Cette remise en cause de l'institution du Temple n'était pas propre à Jean. Les pharisiens, déjà, sans aller aussi loin que Jean, avaient eux aussi relativisé son importance (même si c'était plutôt initialement pour des raisons de pure politique). Le psaume 51(50) le disait déjà, il y avait tout un courant de pensée qui comprenait qu'il était un peu facile de racheter ses fautes par des sacrifices... Jean, donc, en proposant son baptême "pour le pardon des péchés", inaugure une autre voie où, ce qui importe, est de se repentir sincèrement et prendre la ferme résolution de changer de vie, et on imagine bien que sous son regard impitoyable les fraudeurs ne devaient pas être légion ! Jésus a été séduit par le discours de Jean, au point de faire partie du cercle restreint de ses disciples, de ceux qui ne se contentaient pas de repartir dans leur vie en la réformant, mais qui avaient adopté son style de vie, s'adonnant eux aussi aux prières et mortifications, pour faire pénitence au nom du peuple, et faire advenir le Royaume. Seulement voilà, au cours de cette période, ce Dieu auquel il s'était dévoué s'est révélé à lui d'une manière dont il ne s'était jamais révélé auparavant à aucun de ses ancêtres dans le peuple juif : le Père. Et peu à peu, sans doute à la faveur de l'arrestation de Jean par Hérode, Jésus a fait évoluer le message de Jean, d'autant que vont commencer à se produire les guérisons, faisant penser à Jésus, comme aux foules, que c'était le Royaume tant attendu qui commençait.

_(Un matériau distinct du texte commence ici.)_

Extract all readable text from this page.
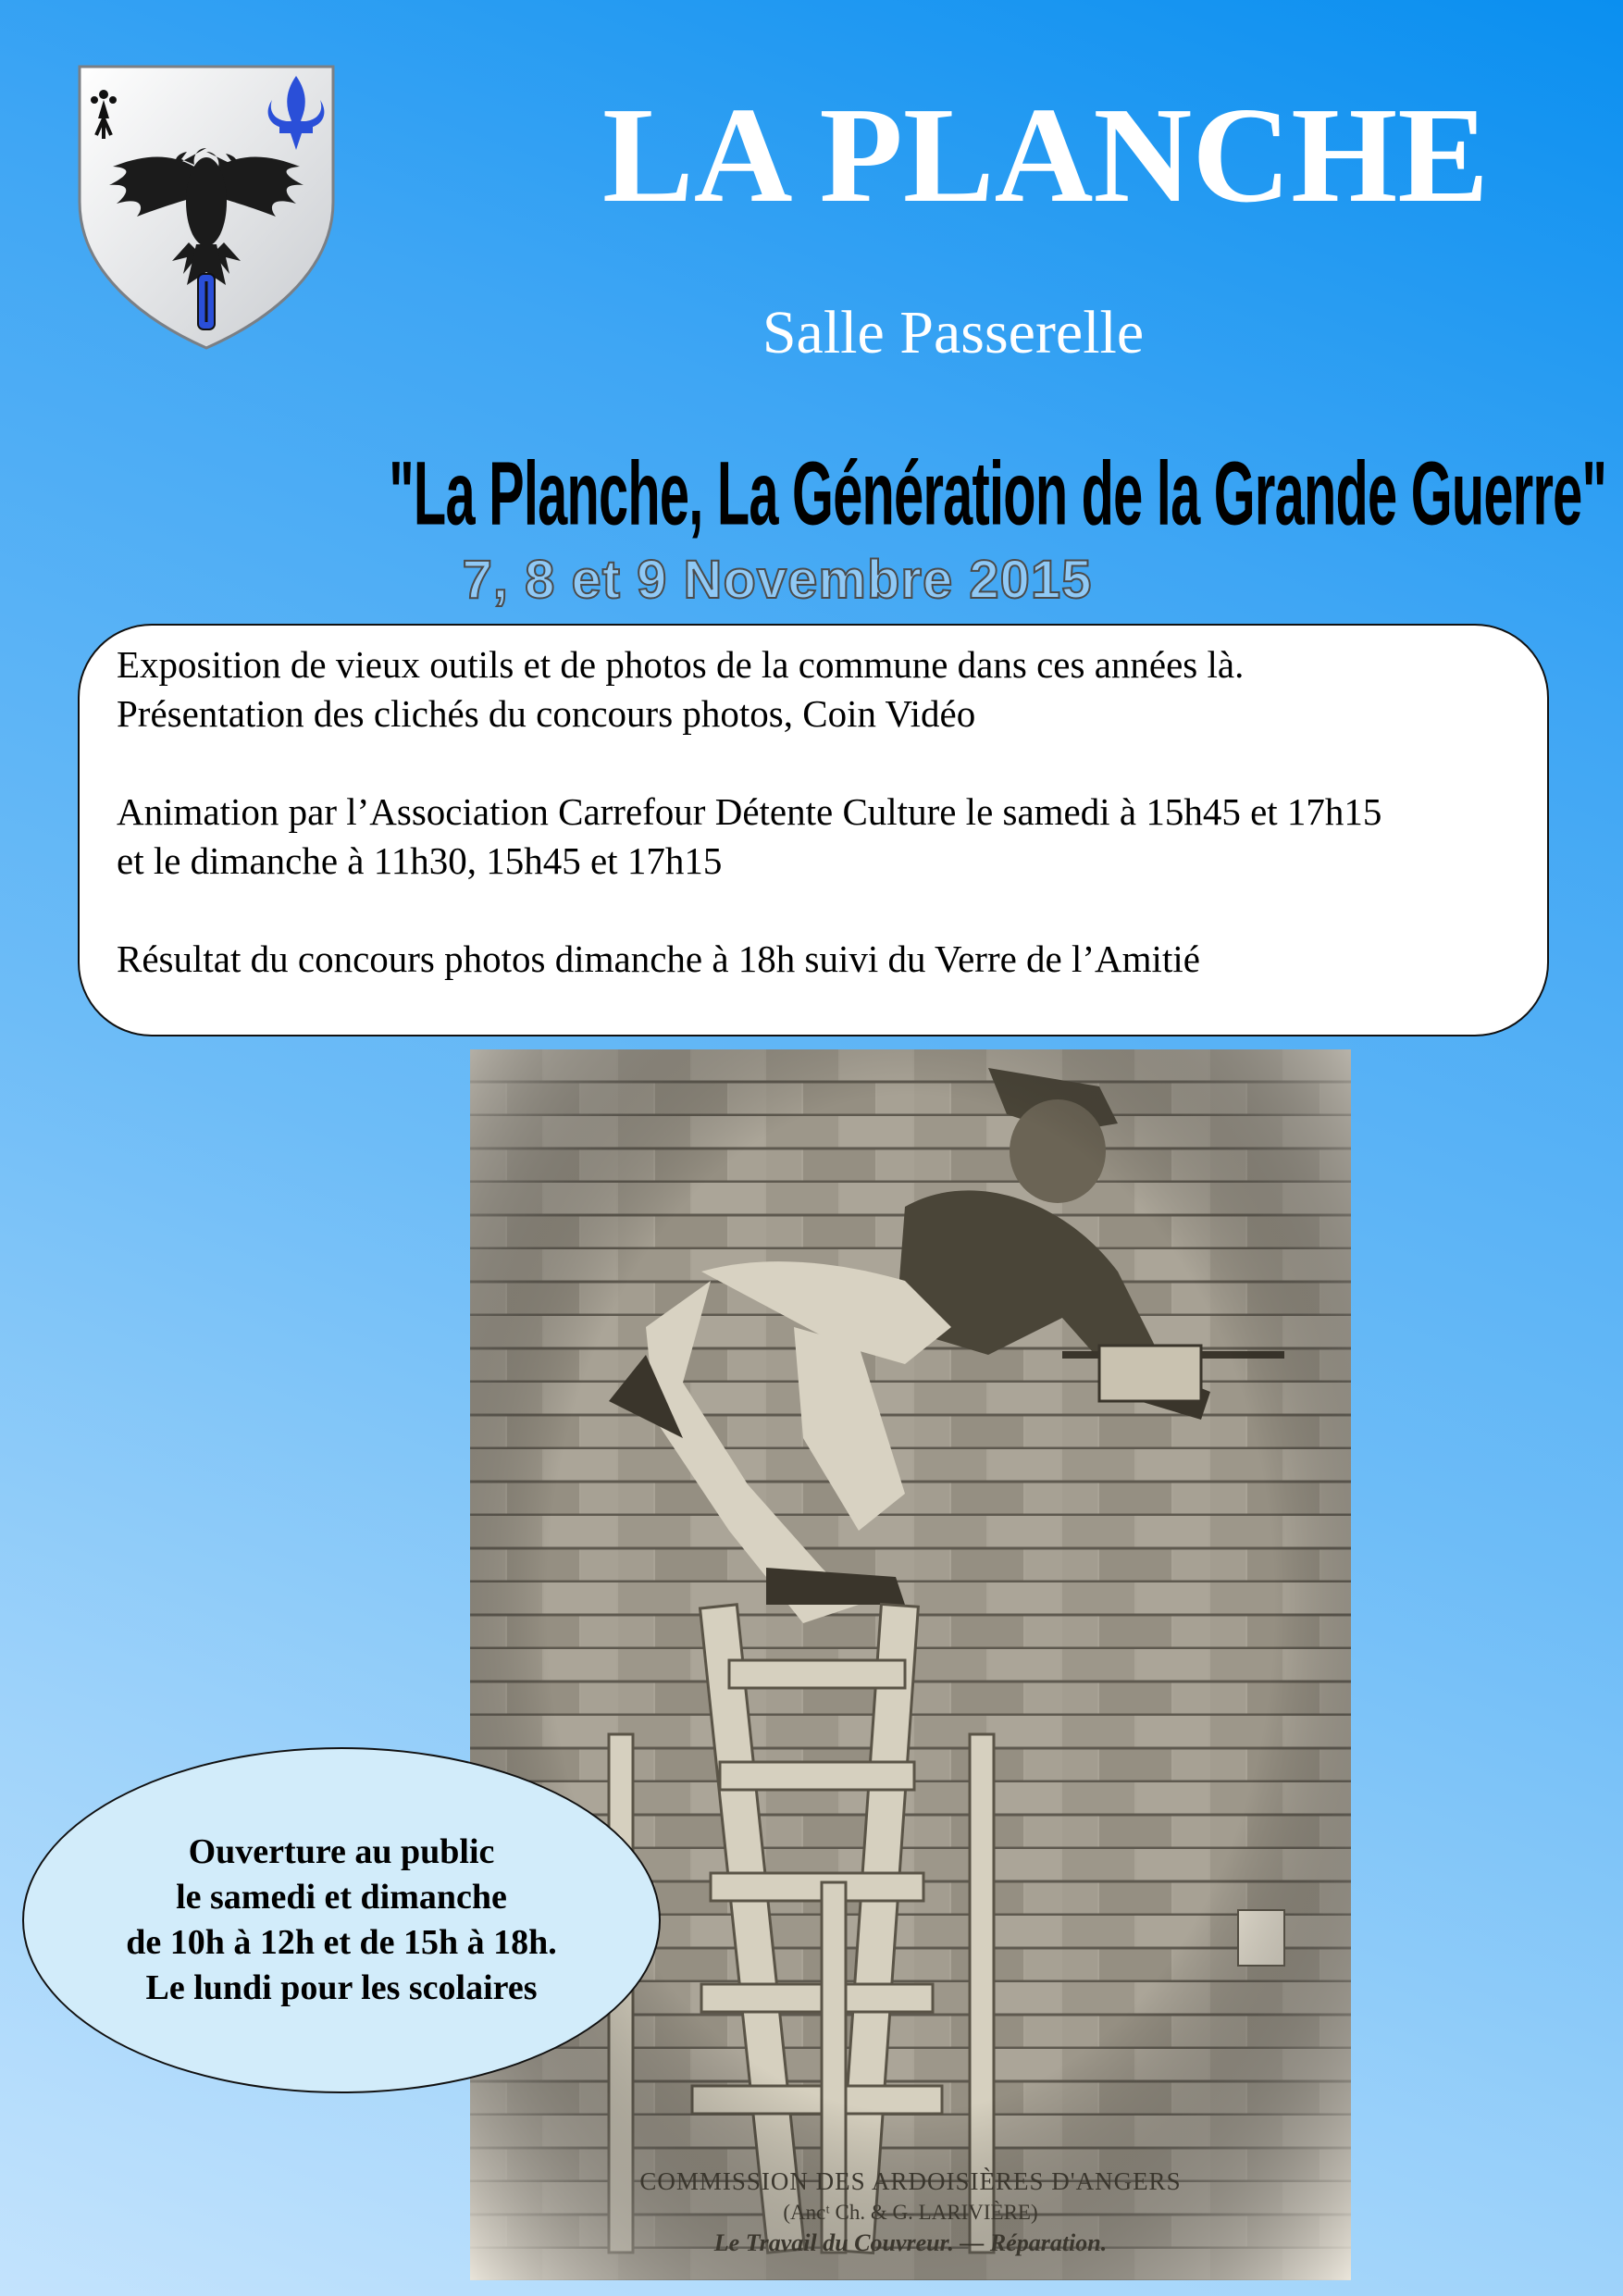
LA PLANCHE
Salle Passerelle
"La Planche, La Génération de la Grande Guerre"
7, 8 et 9 Novembre 2015

Exposition de vieux outils et de photos de la commune dans ces années là.

Présentation des clichés du concours photos, Coin Vidéo

Animation par l’Association Carrefour Détente Culture le samedi à 15h45 et 17h15

et le dimanche à 11h30, 15h45 et 17h15

Résultat du concours photos dimanche à 18h suivi du Verre de l’Amitié

COMMISSION DES ARDOISIÈRES D'ANGERS
(Ancᵗ Ch. & G. LARIVIÈRE)
Le Travail du Couvreur. — Réparation.
Ouverture au public
le samedi et dimanche
de 10h à 12h et de 15h à 18h.
Le lundi pour les scolaires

Et voilà notre Jésus, poussé par de toutes autres ailes que celles de Jean, enthousiasmé au sens propre (étymologiquement : "en-thous", "en Dieu"). Pourquoi parler encore de pénitence quand Dieu guérit, console, nourrit même ? Comment faire encore mine de triste sire et refuser les plaisirs de la bonne chère et du fruit de la vigne qui réjouit le cœur de l'homme ? Mais évidemment ceux qui n'ont rien à gagner dans cette histoire, ceux qui sont en bonne santé et dont le 'portefeuille' est bien garni, regardent tout ça de loin, méfiants et soupçonneux, ils ne peuvent y croire. Et puis ce genre de Royaume est bien gentil, mais si vous croyez que c'est ce qui va faire partir les romains ! au contraire, ils vont finir par s'irriter de toute cette agitation, et ça ne sera pas bon pour la nation. Ce dernier argument est sans doute plus spécifique aux sadducéens, ceux qui évoluent dans les hautes sphères politico-religieuses, et dont la préoccupation principale en l'occurrence est de veiller à leurs intérêts personnels, mais qui n'en ont pas moins raison dans les faits. Jésus s'en rendra compte aussi, au moins à la multiplication des pains quand la foule en délire voudra l'emmener de force à Jérusalem pour le mettre sur le trône. Mais c'est une autre histoire.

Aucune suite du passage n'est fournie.